Distinct patterns of increased translocator protein in posterior cortical atrophy and amnestic Alzheimer's disease

Abstract

We sought to determine whether patients with posterior cortical atrophy (PCA) demonstrate a pattern of binding to translocator protein 18 kDa, a marker of microglial activation, that is distinct from that in patients with amnestic presentation of Alzheimer's disease (AD). Eleven PCA patients, 11 amnestic AD patients, and 15 age-matched controls underwent positron emission tomography with 11C-PBR28 to measure translocator protein 18 kDa. PCA patients showed greater 11C-PBR28 binding than controls in occipital, posterior parietal, and temporal regions. In contrast, amnestic AD patients showed greater 11C-PBR28 binding in inferior and medial temporal cortex. Increased 11C-PBR28 binding overlapped with reduced cortical volume for both PCA and amnestic AD patients, and with areas of reduced glucose metabolism in PCA patients. While both patient groups showed diffuse amyloid binding, PCA patients showed greater binding than amnestic AD patients in bilateral occipital cortex. These results suggest that microglial activation is closely associated with neurodegeneration across different subtypes of AD.

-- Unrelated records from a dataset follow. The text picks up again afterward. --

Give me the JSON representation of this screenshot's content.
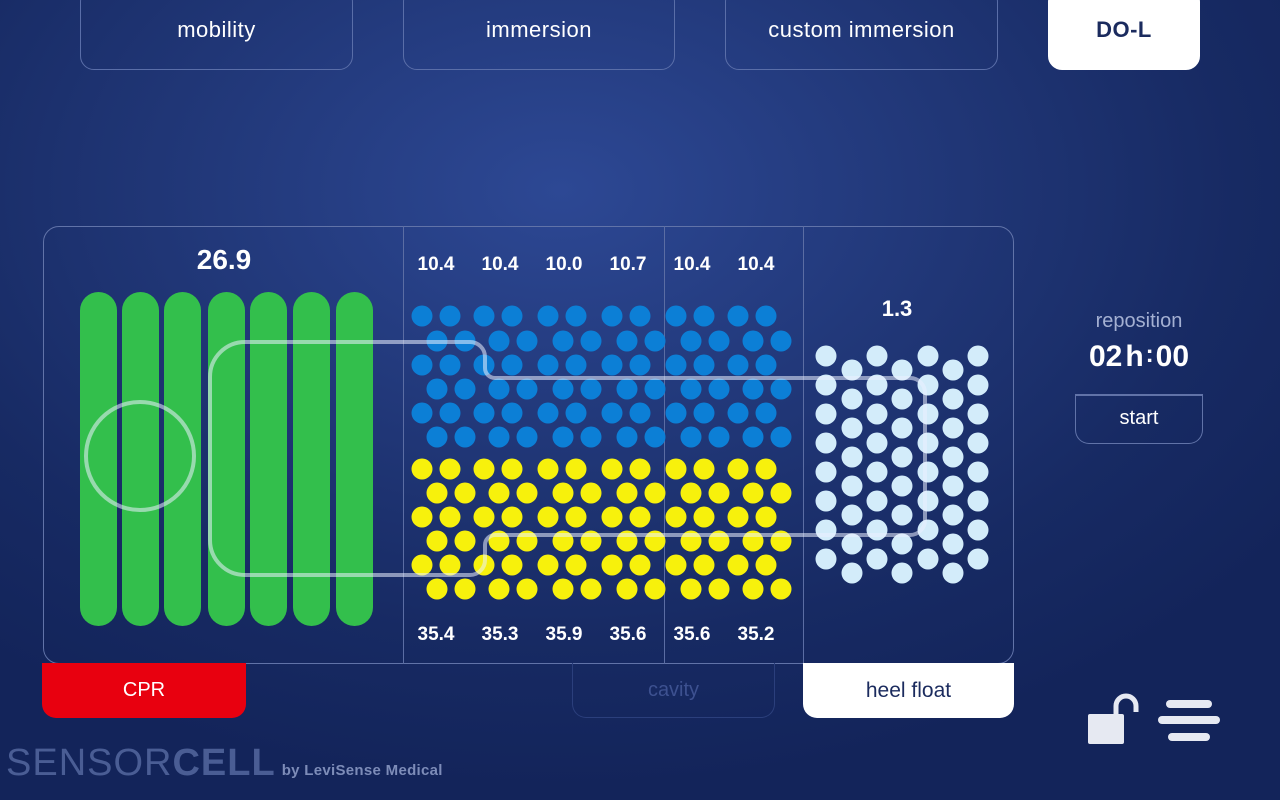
{
  "tabs": [
    {
      "label": "mobility",
      "active": false
    },
    {
      "label": "immersion",
      "active": false
    },
    {
      "label": "custom immersion",
      "active": false
    },
    {
      "label": "DO-L",
      "active": true
    }
  ],
  "zones": {
    "cpr_value": "26.9",
    "top_values": [
      "10.4",
      "10.4",
      "10.0",
      "10.7",
      "10.4",
      "10.4"
    ],
    "bottom_values": [
      "35.4",
      "35.3",
      "35.9",
      "35.6",
      "35.6",
      "35.2"
    ],
    "heel_value": "1.3"
  },
  "colors": {
    "green": "#33bf4c",
    "blue": "#0c7fd6",
    "yellow": "#f7f10c",
    "light_blue": "#d3ecfa",
    "cpr_red": "#e8000f"
  },
  "buttons": {
    "cpr": "CPR",
    "cavity": "cavity",
    "heel_float": "heel float"
  },
  "reposition": {
    "label": "reposition",
    "hours": "02",
    "h_unit": "h",
    "sep": ":",
    "minutes": "00",
    "start": "start"
  },
  "icons": [
    "unlock-icon",
    "menu-icon"
  ],
  "brand": {
    "light": "SENSOR",
    "bold": "CELL",
    "by": "by LeviSense Medical"
  }
}
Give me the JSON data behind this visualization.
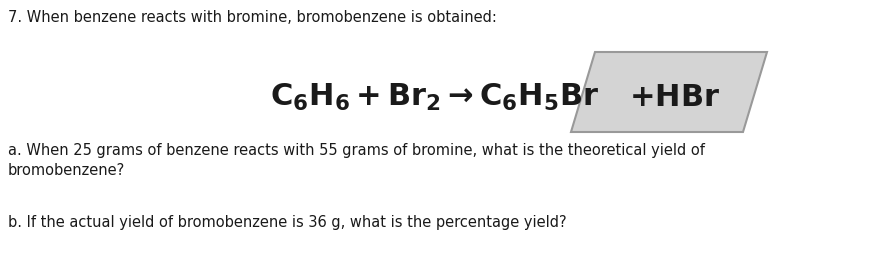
{
  "background_color": "#ffffff",
  "line1_text": "7. When benzene reacts with bromine, bromobenzene is obtained:",
  "line1_fontsize": 10.5,
  "equation_fontsize": 22,
  "equation_left": "$\\mathbf{C_6H_6 + Br_2 \\rightarrow C_6H_5Br}$",
  "equation_right": "$\\mathbf{+ HBr}$",
  "line_a_text": "a. When 25 grams of benzene reacts with 55 grams of bromine, what is the theoretical yield of",
  "line_a2_text": "bromobenzene?",
  "line_b_text": "b. If the actual yield of bromobenzene is 36 g, what is the percentage yield?",
  "body_fontsize": 10.5,
  "text_color": "#1a1a1a",
  "box_facecolor": "#d4d4d4",
  "box_edgecolor": "#999999"
}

Trial registration: ClinicalTrials.gov NCT00955422 NCT00613119.

Keywords: Alzheimer's disease; Neuroinflammation; PET imaging.

Conflict of interest statement

DISCLOSURE STATEMENT

The authors have no conflicts of interest to disclose.

Published by Elsevier Inc.

Figures

Fig 1

Single subject images from a patient with posterior cortical atrophy (top row), a patient with amnestic Alzheimer’s disease (center row), and a healthy control subject (bottom row). All three subjects were mixed affinity binders for TSPO. The posterior cortical atrophy subject showed focal occipito-temporal 11C-PBR28 binding, with FDG hypometabolism in the same region (arrows). While the posterior cortical atrophy subjects showed occipito-temporal PIB binding, PIB binding was also found in frontal cortex. The subject with amnestic Alzheimer’s disease showed more diffuse 11C-PBR28 binding, with occipital sparing on PIB and classic bilateral temporo-parietal hypometabolism on FDG imaging. The control subject showed low amounts of diffuse 11C-PBR28 binding and absence of cortical PIB binding.

Fig 2

Axial (left) and surface-based (right) projection maps showing differences in 11C-PBR28 binding (SUVR) among patients with posterior cortical atrophy and amnestic Alzheimer’s disease and in healthy controls. Only the clusters with cluster-level threshold P < 0.05 for multiple comparisons are displayed. Contrast threshold P < 0.05 after family-wise correction for multiple comparisons and TSPO genotype, age, and education as covariates. Color bars denote T-values.

Fig 3

Surface-based projection maps show differences in cortical thickness (A), FDG hypometabolism (B), and PIB binding (C). For (A), clusters with threshold P < 0.05 for multiple comparisons are displayed and color bars denote P-values in logarithmic scale (− log10P). For (B), FDG PET images from 15 age-matched historical controls were compared to those from the posterior cortical atrophy patients; PET images were corrected for partial volume effects. Voxels with threshold P < 0.05 correcting for family-wise error are displayed and color bars denote T-values. For (C), PIB PET images were not corrected for partial volume effects. Clusters with threshold P < 0.05 for multiple comparisons are displayed, and color bars denote T-values.